Monitor created but never alerts:
- Cause: threshold too strict, wrong query window, or not enough positive runs.
- Fix:
  - Inspect history over a known active period:
    - `scripts/monitor-history <deployment> <id> <startTime> <endTime>`
  - Reduce threshold or widen `rangeMinutes`.
  - Tune `triggerAfterNPositiveResults`/`triggerFromNRuns`.

Too many alerts (noisy monitor):
- Cause: threshold too low or interval too short.
- Fix:
  - Increase threshold.
  - Increase `triggerAfterNPositiveResults` and/or `triggerFromNRuns`.
  - Increase `intervalMinutes` or narrow match conditions.
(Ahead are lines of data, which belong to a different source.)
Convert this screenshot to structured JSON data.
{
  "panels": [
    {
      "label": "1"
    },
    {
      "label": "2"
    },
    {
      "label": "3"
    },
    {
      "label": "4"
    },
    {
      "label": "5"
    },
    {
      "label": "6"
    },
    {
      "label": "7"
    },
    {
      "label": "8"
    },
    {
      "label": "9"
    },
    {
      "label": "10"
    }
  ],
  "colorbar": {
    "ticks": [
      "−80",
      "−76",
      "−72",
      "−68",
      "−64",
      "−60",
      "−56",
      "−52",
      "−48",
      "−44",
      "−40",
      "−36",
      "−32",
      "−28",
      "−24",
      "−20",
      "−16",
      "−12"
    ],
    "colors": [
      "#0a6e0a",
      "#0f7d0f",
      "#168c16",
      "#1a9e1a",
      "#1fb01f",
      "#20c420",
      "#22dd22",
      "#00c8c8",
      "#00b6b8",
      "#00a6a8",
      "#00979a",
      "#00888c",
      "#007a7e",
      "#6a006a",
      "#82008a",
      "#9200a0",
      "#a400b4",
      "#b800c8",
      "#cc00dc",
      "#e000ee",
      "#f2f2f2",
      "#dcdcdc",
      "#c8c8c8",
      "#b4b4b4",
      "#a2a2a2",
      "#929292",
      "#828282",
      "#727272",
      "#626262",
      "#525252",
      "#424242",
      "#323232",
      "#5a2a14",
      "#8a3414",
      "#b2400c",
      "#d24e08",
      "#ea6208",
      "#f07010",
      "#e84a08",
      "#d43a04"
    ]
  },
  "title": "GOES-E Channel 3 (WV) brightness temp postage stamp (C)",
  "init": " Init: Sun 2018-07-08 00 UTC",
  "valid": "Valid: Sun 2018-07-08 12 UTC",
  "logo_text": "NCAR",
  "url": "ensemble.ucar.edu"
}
Notifier exists but no delivery:
- Cause: destination config invalid (URL/key/channel/email list), or destination-side rejection.
- Fix:
  - Fetch notifier and verify destination fields:
    - `scripts/notifier-get <deployment> <id>`
  - Recreate/update notifier with corrected properties:
    - `scripts/notifier-update <deployment> <id> <json-file>`
  - Confirm monitor references correct notifier IDs.